Mit Netto-Neugeldern von 11,3 Milliarden Franken erzielte EFG den höchsten Zufluss seit dem Ausbruch der Finanzkrise im Jahr 2007. Das entspricht einer Wachstumsrate von 6,8 Prozent und liegt damit über dem strategischen Zielband von 4 bis 6 Prozent, wie die Bank am Mittwoch mitteilte. Den grössten Neugeldanteil steuerten Asien und die Americas-Region bei (3,2 bzw. 3,3 Milliarden Franken). Die Marktregion Schweiz und Italien erzielte 1,9 Milliarden Franken.
Die verwalteten Vermögen (Assets under Management) erhöhten sich Ende 2025 auf 185 Milliarden Franken, ein Plus von 12 Prozent gegenüber dem Vorjahr. Darin eingerechnet sind die Übernahmen von Cité Gestion und ISG. Die Ertragsmarge erhöhte sich auf 98 Basispunkte, nach 96 im Jahr zuvor.

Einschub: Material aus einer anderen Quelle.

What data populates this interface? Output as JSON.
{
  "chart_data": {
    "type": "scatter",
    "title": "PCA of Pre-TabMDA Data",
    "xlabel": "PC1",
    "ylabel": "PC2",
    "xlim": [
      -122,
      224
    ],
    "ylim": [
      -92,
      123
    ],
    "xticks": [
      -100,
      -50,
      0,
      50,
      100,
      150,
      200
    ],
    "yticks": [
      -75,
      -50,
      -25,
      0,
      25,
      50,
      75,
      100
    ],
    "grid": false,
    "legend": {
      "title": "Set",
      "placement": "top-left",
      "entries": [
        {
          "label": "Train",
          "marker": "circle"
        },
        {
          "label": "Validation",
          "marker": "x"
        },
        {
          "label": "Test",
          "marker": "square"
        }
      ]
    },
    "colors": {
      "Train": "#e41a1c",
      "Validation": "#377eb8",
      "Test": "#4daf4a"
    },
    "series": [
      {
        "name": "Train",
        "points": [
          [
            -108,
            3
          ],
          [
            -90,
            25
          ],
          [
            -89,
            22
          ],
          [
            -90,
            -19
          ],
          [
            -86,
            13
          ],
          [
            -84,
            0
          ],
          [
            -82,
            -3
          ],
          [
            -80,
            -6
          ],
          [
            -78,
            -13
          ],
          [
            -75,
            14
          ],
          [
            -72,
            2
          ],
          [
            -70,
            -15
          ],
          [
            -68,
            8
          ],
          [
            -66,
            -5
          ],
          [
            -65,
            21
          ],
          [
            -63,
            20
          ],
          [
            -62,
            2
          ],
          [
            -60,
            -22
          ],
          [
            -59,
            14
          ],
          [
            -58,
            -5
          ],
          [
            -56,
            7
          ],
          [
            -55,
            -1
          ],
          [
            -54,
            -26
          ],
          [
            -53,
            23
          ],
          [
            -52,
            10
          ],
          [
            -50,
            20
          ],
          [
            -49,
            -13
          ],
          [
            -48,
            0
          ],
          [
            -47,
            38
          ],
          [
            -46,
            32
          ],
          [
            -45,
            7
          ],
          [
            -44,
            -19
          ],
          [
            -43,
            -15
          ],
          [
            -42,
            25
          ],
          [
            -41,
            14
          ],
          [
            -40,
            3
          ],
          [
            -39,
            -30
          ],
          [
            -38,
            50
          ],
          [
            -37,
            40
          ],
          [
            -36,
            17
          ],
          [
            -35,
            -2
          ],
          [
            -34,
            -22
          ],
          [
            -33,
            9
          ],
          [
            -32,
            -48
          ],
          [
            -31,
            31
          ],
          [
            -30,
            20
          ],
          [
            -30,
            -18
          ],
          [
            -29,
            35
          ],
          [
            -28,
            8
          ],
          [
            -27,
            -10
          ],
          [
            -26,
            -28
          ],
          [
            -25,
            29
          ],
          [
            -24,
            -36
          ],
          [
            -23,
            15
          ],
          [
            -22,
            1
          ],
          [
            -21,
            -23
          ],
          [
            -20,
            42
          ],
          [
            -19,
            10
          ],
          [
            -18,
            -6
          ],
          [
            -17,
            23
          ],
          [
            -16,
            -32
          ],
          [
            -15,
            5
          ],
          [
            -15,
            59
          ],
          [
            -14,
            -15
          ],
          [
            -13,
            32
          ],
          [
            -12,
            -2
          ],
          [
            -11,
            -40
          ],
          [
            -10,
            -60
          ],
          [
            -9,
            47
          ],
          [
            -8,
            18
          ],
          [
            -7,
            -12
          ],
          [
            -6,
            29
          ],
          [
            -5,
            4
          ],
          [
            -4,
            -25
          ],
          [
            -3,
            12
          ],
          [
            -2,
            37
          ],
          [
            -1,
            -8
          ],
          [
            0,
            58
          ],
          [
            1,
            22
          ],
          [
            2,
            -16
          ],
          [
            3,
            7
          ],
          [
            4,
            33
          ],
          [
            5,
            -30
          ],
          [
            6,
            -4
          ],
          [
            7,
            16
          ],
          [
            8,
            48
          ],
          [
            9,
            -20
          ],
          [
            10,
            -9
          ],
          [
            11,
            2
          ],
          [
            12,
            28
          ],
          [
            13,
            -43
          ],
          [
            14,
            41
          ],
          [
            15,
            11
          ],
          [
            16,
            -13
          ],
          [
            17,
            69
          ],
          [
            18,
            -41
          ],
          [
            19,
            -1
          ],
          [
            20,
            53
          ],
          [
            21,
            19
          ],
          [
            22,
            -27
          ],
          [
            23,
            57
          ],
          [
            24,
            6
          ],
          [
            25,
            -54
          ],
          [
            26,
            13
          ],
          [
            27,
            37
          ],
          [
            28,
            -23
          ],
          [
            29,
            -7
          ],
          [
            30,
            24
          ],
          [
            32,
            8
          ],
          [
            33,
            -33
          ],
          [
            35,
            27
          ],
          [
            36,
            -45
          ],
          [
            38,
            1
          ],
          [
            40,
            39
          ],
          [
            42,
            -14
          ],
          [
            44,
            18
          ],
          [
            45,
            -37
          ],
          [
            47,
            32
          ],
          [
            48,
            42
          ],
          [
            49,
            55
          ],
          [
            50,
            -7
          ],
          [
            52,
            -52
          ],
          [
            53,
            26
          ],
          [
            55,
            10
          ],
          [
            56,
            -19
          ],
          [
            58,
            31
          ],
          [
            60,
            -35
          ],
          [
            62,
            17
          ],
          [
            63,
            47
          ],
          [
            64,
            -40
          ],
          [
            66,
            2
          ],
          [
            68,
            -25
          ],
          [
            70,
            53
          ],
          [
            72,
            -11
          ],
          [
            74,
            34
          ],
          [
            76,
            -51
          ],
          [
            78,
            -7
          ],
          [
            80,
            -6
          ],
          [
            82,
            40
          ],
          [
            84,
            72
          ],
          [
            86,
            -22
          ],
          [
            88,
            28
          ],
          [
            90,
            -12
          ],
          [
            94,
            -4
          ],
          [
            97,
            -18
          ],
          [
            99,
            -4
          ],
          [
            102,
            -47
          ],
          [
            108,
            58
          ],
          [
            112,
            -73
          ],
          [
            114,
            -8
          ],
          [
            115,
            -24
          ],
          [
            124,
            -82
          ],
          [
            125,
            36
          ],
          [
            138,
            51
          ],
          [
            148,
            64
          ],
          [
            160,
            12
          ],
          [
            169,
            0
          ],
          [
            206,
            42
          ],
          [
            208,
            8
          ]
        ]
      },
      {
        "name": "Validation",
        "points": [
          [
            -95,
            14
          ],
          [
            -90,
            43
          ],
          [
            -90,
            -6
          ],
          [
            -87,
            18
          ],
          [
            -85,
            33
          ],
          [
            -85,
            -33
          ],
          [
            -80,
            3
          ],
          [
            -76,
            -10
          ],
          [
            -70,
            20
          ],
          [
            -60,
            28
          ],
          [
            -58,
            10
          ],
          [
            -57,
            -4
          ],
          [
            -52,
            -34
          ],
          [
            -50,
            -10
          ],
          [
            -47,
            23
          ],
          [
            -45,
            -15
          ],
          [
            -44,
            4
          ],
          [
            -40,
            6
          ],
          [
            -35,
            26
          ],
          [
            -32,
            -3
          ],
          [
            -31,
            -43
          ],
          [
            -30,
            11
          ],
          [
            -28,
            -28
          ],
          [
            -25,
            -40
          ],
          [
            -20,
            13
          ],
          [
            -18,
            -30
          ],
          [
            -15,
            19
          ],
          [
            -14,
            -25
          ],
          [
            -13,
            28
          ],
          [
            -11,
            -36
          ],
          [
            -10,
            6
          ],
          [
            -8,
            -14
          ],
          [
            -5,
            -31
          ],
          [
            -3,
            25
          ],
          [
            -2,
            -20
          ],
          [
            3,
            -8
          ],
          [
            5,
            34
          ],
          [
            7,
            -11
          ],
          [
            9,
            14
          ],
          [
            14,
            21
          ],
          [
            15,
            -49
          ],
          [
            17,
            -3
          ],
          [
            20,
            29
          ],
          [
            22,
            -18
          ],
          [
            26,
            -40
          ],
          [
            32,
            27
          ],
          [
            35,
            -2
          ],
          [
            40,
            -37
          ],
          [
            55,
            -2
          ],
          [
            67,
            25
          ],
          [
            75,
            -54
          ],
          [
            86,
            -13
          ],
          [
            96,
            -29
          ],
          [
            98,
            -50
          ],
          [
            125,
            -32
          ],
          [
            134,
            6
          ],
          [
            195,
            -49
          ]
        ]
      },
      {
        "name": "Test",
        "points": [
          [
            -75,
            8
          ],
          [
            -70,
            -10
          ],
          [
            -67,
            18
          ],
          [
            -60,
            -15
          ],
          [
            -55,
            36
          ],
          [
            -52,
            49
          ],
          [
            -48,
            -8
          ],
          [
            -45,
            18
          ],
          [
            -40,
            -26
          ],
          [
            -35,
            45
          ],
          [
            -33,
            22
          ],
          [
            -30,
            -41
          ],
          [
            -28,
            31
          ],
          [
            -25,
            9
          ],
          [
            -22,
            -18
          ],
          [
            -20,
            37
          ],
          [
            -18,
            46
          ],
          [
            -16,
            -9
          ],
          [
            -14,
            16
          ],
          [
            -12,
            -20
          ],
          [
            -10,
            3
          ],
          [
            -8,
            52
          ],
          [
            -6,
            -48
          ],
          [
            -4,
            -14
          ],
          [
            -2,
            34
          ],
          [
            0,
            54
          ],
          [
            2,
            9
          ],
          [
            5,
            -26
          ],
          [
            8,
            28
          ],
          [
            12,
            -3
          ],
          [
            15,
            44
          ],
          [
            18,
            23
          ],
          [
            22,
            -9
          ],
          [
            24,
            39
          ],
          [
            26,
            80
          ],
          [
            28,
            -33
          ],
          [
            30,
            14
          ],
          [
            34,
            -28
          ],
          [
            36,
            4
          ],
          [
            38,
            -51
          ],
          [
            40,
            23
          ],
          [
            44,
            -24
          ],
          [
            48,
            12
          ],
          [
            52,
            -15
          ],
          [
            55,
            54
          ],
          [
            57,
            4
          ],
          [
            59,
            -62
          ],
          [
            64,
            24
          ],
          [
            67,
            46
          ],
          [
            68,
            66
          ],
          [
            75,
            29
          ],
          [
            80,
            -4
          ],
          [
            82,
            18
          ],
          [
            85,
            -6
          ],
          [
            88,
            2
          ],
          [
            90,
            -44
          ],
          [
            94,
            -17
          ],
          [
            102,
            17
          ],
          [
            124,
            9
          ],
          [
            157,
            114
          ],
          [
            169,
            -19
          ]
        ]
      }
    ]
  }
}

Der operative Gewinn legte um 26 Prozent auf 493,1 Millionen Franken zu. Die Erträge erreichten mit 1,67 Milliarden Franken ebenfalls ein Rekordniveau (plus 11 Prozent). Da die Kosten weniger stark anstiegen (6,1 Prozent), verbesserte EFG das Kosten-Ertrags-Verhältnis auf bereinigter Basis von 72,9 auf 69,8 Prozent.
Über 150 neue Kundenberater
Unter dem Strich erhöhte sich der Reingewinn jedoch nur marginal um 1 Prozent auf 325,2 Millionen Franken. Eingeschlagen haben unter anderem erwartete Kreditverluste von 10,7 Millionen Franken sowie Rückstellungen in Höhe von 86,5 Millionen Franken. Davon entfielen 72,3 Millionen Franken auf bekannte Altlasten.
Die harte Eigenkapitalquote sank auf 14 Prozent (von 17,7 Prozent im Jahr zuvor). Gründe dafür sind Aktienrückkäufe (1,9 Prozentpunkte) sowie 2025 erfolgte Übernahmen (1,3 Prozentpunkte). Die Rückstellungen für Altlasten belasteten die Quote mit weiteren 1 Prozentpunkt. Vorgeschlagen wird eine Dividende von 0,65 Franken je Aktie – ein Plus von 8 Prozent gegenüber dem Vorjahr. Es ist die fünfte Dividendenerhöhung in Folge.
Wie schon in den vergangenen Jahren baute EFG auch 2025 personell aus: 79 neue Kundenberater (CROs) traten neu in die Bank ein. 67 weitere CROs kamen durch Übernahmen hinzu. Insgesamt beschäftigte die Bank zum Jahresende 763 CROs weltweit. Die durchschnittlich verwalteten Vermögen pro Berater stiegen um 4 Prozent auf 363 Millionen Franken. Die Zahl der Beschäftigten erhöhte sich auf 3225 von 3114 im Vorjahr.
EFG-CEO Gorgio Pradelli sagt zum Resultat: «2025 war ein weiteres Jahr mit starken Fortschritten und Wachstum. Unsere anhaltenden Mittelzuflüsse, die sich in der zweiten Jahreshälfte noch weiter beschleunigten, sind ein Zeichen für das Vertrauen, das unsere Kunden in uns setzen.»